Bestselling author Melanie Benjamin revisits a terrifying blizzard that killed or maimed dozens of schoolchildren in her latest historical novel The Children’s Blizzard. Sisters Raina and Gerda both teach school in one-room schoolhouses on the Great Plains. Both young women are preoccupied with man troubles. Teenage Raina has been propositioned by the husband where she boards and Gerda is anxious for her beau to commit.
When a sudden early afternoon blizzard shrieks through the plains, each sister must decide whether to let her students stay in the school or go home. Blinding snow and dangerously plummeting temperatures make either option treacherous. The decisions each young woman makes will have consequences for the rest of her life.
Using the real-life Schoolchildren’s Blizzard of 1888 as her inspiration, Benjamin’s novel is rich in detail about the deadly blizzard and offers a sympathetic portrait of the immigrant homesteaders duped into coming to the Great Plains.
Young Jonathan Kaufmann would always remember his mother’s peals of hysterical laughter when the three blocks of ice were placed near the stove to thaw.

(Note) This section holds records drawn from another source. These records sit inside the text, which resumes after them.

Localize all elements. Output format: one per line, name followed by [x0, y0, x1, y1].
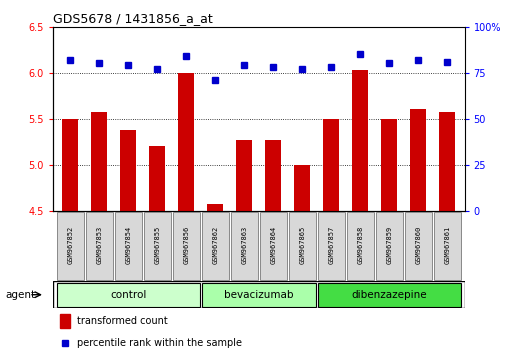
Text: percentile rank within the sample: percentile rank within the sample — [77, 338, 242, 348]
Bar — [57, 283, 200, 307]
Bar — [91, 112, 107, 211]
Bar — [236, 140, 252, 211]
Bar — [57, 212, 83, 280]
Text: control: control — [110, 290, 146, 300]
Bar — [405, 212, 431, 280]
Bar — [434, 212, 460, 280]
Bar — [86, 212, 112, 280]
Text: GSM967861: GSM967861 — [444, 225, 450, 264]
Bar — [294, 165, 310, 211]
Bar — [115, 212, 142, 280]
Bar — [178, 73, 194, 211]
Bar — [376, 212, 402, 280]
Bar — [207, 204, 223, 211]
Text: GDS5678 / 1431856_a_at: GDS5678 / 1431856_a_at — [53, 12, 213, 25]
Bar — [289, 212, 316, 280]
Text: dibenzazepine: dibenzazepine — [352, 290, 427, 300]
Text: GSM967854: GSM967854 — [125, 225, 131, 264]
Bar — [202, 283, 316, 307]
Text: GSM967859: GSM967859 — [386, 225, 392, 264]
Bar — [381, 119, 397, 211]
Text: GSM967856: GSM967856 — [183, 225, 189, 264]
Bar — [60, 314, 70, 329]
Bar — [352, 70, 368, 211]
Text: GSM967860: GSM967860 — [415, 225, 421, 264]
Bar — [439, 112, 455, 211]
Bar — [318, 283, 460, 307]
Text: transformed count: transformed count — [77, 316, 167, 326]
Text: GSM967863: GSM967863 — [241, 225, 247, 264]
Text: GSM967862: GSM967862 — [212, 225, 218, 264]
Text: GSM967852: GSM967852 — [67, 225, 73, 264]
Text: GSM967858: GSM967858 — [357, 225, 363, 264]
Bar — [265, 140, 281, 211]
Text: GSM967855: GSM967855 — [154, 225, 160, 264]
Text: GSM967864: GSM967864 — [270, 225, 276, 264]
Bar — [202, 212, 229, 280]
Bar — [347, 212, 374, 280]
Text: GSM967853: GSM967853 — [96, 225, 102, 264]
Bar — [173, 212, 200, 280]
Bar — [410, 109, 426, 211]
Bar — [318, 212, 345, 280]
Bar — [120, 130, 136, 211]
Text: GSM967857: GSM967857 — [328, 225, 334, 264]
Bar — [323, 119, 339, 211]
Text: agent: agent — [5, 290, 35, 300]
Bar — [62, 119, 78, 211]
Bar — [144, 212, 171, 280]
Bar — [149, 146, 165, 211]
Bar — [231, 212, 258, 280]
Bar — [260, 212, 287, 280]
Text: GSM967865: GSM967865 — [299, 225, 305, 264]
Text: bevacizumab: bevacizumab — [224, 290, 294, 300]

The blocks of ice encased his dead brothers who froze after wandering lost for hours in blinding snow and frigid temperatures.
Laskin’s book vividly describes the tragedy of the Kaufmann family who lost three sons during the terrible blizzard of Jan 13, 1888. This was just one of the many tragedies that affected families throughout Nebraska and the Dakotas.
With little warning from the still fledgling weather service, men went to work in their fields and children went to school the morning of Jan 13. They never dreamed the weather that for once was milder than usual would turn so quickly and violently deadly.
Everyone had to make snap decisions that day. Should the schoolchildren stay in the poorly heated schoolhouses or should teachers send them home? Should wives look for the husbands in the fields or stay inside with their young children? The wrong choice could mean death.
Stories of heroism and heartbreak make The Children’s Blizzard an unforgettable account of an unforgettable blizzard.